Derrière le «en même temps» macronien, dissimulation et marketing politique

Emmanuel Macron a recouru tellement de fois à ce syntagme qu’il n’a même plus besoin de le prononcer. Signe, selon ses partisans, de la complexité de sa pensée, et inversement décrié par les opposants comme une preuve d’amateurisme et d’inconsistance intellectuelle, il semble surtout répondre à une volonté de dissimulation de sa politique et à une logique de marketing électoral.

publié le 17/07/2023 Par Laurent Ottavi

Si l’on en croit ses soutiens, Emmanuel Macron aurait été élu pour sa hauteur de vue et les Français ne le comprendraient plus, car il serait trop subtil, d’où la nécessité pour lui de redoubler de « pédagogie ».

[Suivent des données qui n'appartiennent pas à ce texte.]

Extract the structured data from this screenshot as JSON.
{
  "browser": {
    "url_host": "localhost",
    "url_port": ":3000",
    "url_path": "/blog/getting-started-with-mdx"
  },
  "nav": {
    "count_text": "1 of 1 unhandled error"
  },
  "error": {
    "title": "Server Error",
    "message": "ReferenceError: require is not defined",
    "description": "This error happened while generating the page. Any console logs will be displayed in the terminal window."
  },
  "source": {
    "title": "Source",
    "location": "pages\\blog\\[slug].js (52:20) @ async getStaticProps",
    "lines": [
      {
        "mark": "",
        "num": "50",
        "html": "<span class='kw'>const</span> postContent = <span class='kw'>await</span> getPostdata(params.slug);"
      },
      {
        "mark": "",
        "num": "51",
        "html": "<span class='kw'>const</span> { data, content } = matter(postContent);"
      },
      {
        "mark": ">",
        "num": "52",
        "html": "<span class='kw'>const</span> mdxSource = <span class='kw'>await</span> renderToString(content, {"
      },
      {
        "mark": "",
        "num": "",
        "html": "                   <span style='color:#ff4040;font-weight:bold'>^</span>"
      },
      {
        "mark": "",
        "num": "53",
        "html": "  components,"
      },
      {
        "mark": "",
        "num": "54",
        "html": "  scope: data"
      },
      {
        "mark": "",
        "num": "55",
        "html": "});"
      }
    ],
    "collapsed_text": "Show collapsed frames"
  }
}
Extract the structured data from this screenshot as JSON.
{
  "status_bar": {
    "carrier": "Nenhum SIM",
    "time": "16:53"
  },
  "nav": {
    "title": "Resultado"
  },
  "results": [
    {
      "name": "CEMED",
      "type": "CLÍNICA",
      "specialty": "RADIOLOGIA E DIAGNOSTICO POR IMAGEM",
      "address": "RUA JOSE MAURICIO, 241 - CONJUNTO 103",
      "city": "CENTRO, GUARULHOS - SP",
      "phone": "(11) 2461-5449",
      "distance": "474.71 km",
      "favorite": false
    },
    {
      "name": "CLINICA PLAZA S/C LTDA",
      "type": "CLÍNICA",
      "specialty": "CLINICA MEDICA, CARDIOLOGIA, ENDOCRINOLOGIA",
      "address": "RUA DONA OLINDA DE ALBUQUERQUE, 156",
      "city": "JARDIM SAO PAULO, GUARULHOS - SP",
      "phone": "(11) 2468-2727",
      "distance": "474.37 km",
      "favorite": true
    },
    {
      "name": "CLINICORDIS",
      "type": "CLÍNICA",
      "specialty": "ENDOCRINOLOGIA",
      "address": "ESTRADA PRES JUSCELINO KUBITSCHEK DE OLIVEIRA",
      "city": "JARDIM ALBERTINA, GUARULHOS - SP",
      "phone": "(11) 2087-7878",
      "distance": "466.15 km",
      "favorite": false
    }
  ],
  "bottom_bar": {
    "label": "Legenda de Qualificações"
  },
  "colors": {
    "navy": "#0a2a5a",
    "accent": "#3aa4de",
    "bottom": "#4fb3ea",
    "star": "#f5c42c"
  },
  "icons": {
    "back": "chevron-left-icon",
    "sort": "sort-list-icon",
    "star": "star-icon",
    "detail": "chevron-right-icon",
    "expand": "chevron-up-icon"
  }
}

D’une façon ou d’une autre, les macronistes présentent le « en même temps » comme un vecteur de paradoxe : un pas de côté (para) vis-à-vis de l’opinion commune (doxa). Autrement dit, Emmanuel Macron articulerait de façon cohérente, sur un plan où ne peut se hisser le regard ordinaire, des concepts et des approches du réel généralement tenus pour incompatibles. Le goût des symboles d’Emmanuel Macron serait alors tout sauf étonnant puisque ces derniers unissent les sujets et les objets les plus divers par-dessus leurs oppositions, à l’image du drapeau ou de l’hymne rassemblant les citoyens au-delà des intérêts de classes.

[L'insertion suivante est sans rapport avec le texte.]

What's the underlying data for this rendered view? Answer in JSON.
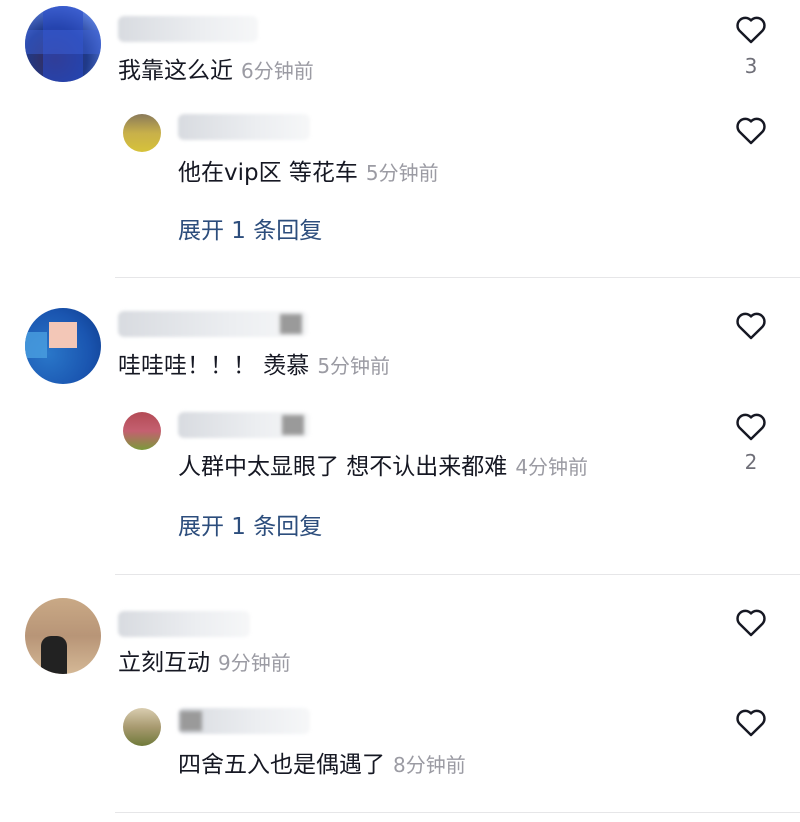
{
  "comments": [
    {
      "text": "我靠这么近",
      "time": "6分钟前",
      "likes": "3",
      "reply": {
        "text": "他在vip区 等花车",
        "time": "5分钟前"
      },
      "expand": "展开 1 条回复"
    },
    {
      "text": "哇哇哇！！！ 羡慕",
      "time": "5分钟前",
      "likes": "",
      "reply": {
        "text": "人群中太显眼了 想不认出来都难",
        "time": "4分钟前",
        "likes": "2"
      },
      "expand": "展开 1 条回复"
    },
    {
      "text": "立刻互动",
      "time": "9分钟前",
      "likes": "",
      "reply": {
        "text": "四舍五入也是偶遇了",
        "time": "8分钟前"
      }
    }
  ],
  "colors": {
    "link": "#2c4d7c",
    "meta": "#9b9ba3",
    "divider": "#e6e6e8"
  },
  "icons": {
    "like": "heart-outline-icon"
  }
}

Des deux modalités du paradoxe – l’introduction d’un troisième terme surplombant d’apparents contraires (tel que l’est le symbole) et la mise en relation de concepts antagonistes se corrigeant l’un l’autre de leurs excès – Emmanuel Macron privilégie toutefois la seconde. Elle conduirait à la « réconciliation », un terme qui figurait sur le bandeau de son livre Révolution.

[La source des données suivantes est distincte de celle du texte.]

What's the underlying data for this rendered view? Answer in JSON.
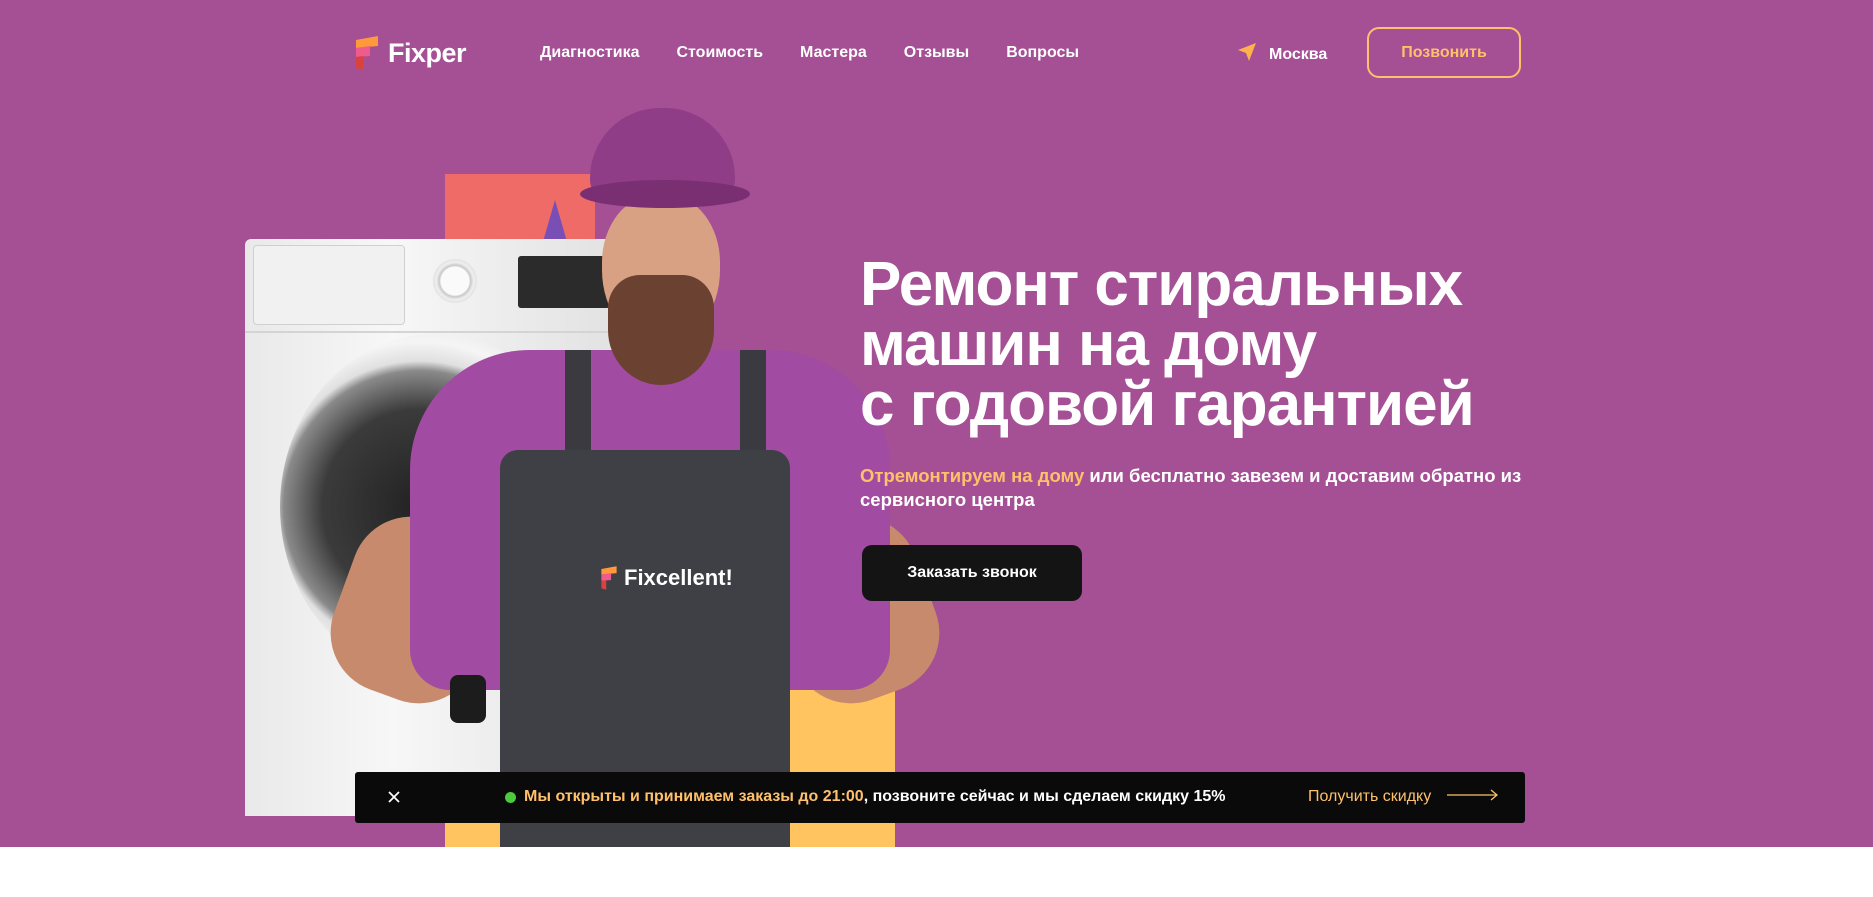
{
  "header": {
    "brand": "Fixper",
    "nav": [
      "Диагностика",
      "Стоимость",
      "Мастера",
      "Отзывы",
      "Вопросы"
    ],
    "city": "Москва",
    "call_button": "Позвонить"
  },
  "hero": {
    "title_lines": [
      "Ремонт стиральных",
      "машин на дому",
      "с годовой гарантией"
    ],
    "subtitle_accent": "Отремонтируем на дому",
    "subtitle_rest": " или бесплатно завезем и доставим обратно из сервисного центра",
    "cta": "Заказать звонок",
    "apron_brand": "Fixcellent!"
  },
  "promo_bar": {
    "message_accent": "Мы открыты и принимаем заказы до 21:00",
    "message_rest": ", позвоните сейчас и мы сделаем скидку 15%",
    "cta": "Получить скидку"
  },
  "colors": {
    "background": "#a54f94",
    "accent": "#ffc06b",
    "dark": "#141414",
    "status_open": "#4cc93d"
  },
  "icons": [
    "logo-mark-icon",
    "location-arrow-icon",
    "close-icon",
    "arrow-right-icon"
  ]
}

Dans un entretien de 2016 à la revue l’Histoire, il affirmait ainsi que « Reconnaître d’une même main la souffrance des Harkis et des Pieds noirs et reconnaître celle des colonisateurs » serait le moyen de « réconcilier les mémoires et non de les opposer ». Le mot fait fortement songer à Paul Ricœur, dont Emmanuel Macron fut l’assistant éditorial et qui l’ouvrit, dit-il, à la politique. Olivier Abel identifie, précisément, dans l’approche macroniste du paradoxe, une influence de l’œuvre du philosophe, édifiée autour de concepts duels tels que travail et parole, responsabilité et conviction ou éthique et morale.